But, as with all things that sound too good to be true, they often are. Or in our case, it’s a half truth.

While the early years funding commitment for three and four-year-olds has been in place for years, there is a big catch that will leave many parents kicking themselves for not planning their child’s conception better.

The small print states that funding kicks in only at “the beginning of a school term”. Which is fine, until you realise that for some birthdays, that means waiting up to five months, as funding is only allocated in either August (autumn term), January (spring term) or March/April (summer term).

Somewhat inexplicably in my daughter’s case, the funding doesn’t start in the summer term, but instead several months later in August, meaning that my mid-March-born child will get funding at the same time as a child born on 31 August.

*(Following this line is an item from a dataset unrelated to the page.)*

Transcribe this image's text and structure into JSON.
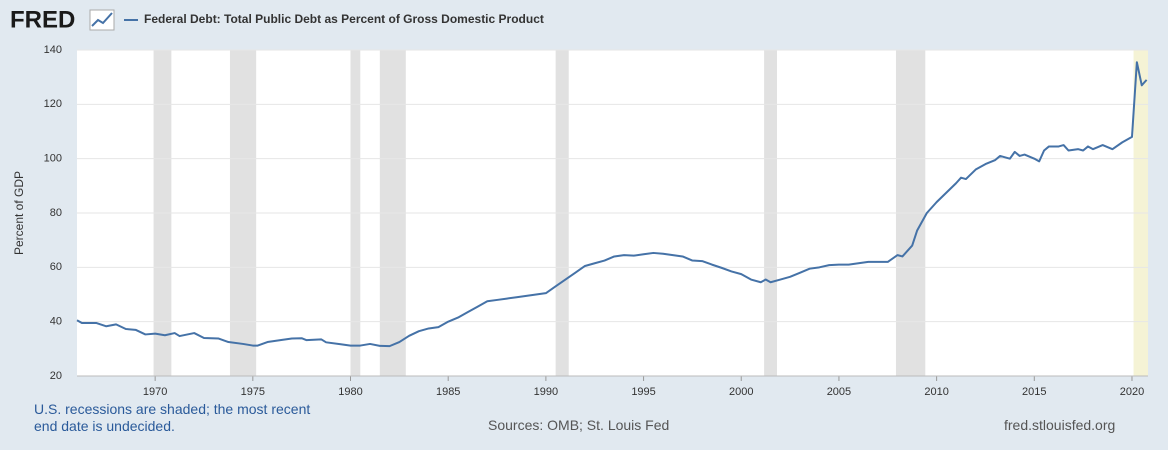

By the time she finally becomes eligible, she will be nearly three-and-a-half, and we will have lost out on hundreds of pounds compared with the lucky children whose birthdays happen to fall on the right side of the parameter.

This birthday lottery is not only infuriating and unfair, but completely outdated. With the Scottish Government adopting a ‘provider neutral’ approach, stressing that ‘funding follows the child’, there is no longer an assumption that funded hours are reserved for term-time only places in council-run nurseries. In fact, without partnership nurseries, playgroups and childminders, there’s no way it would be able to fulfil its commitment to providing all three and four-year-olds with 1,140 funded hours per year.

As the Scottish Government embraces this new approach, the allocation of term-based funding is rendered completely meaningless, with no benefit to the child or to families. This loophole needs to be closed if we are to believe Scotland is truly committed to giving all children an equal start in life.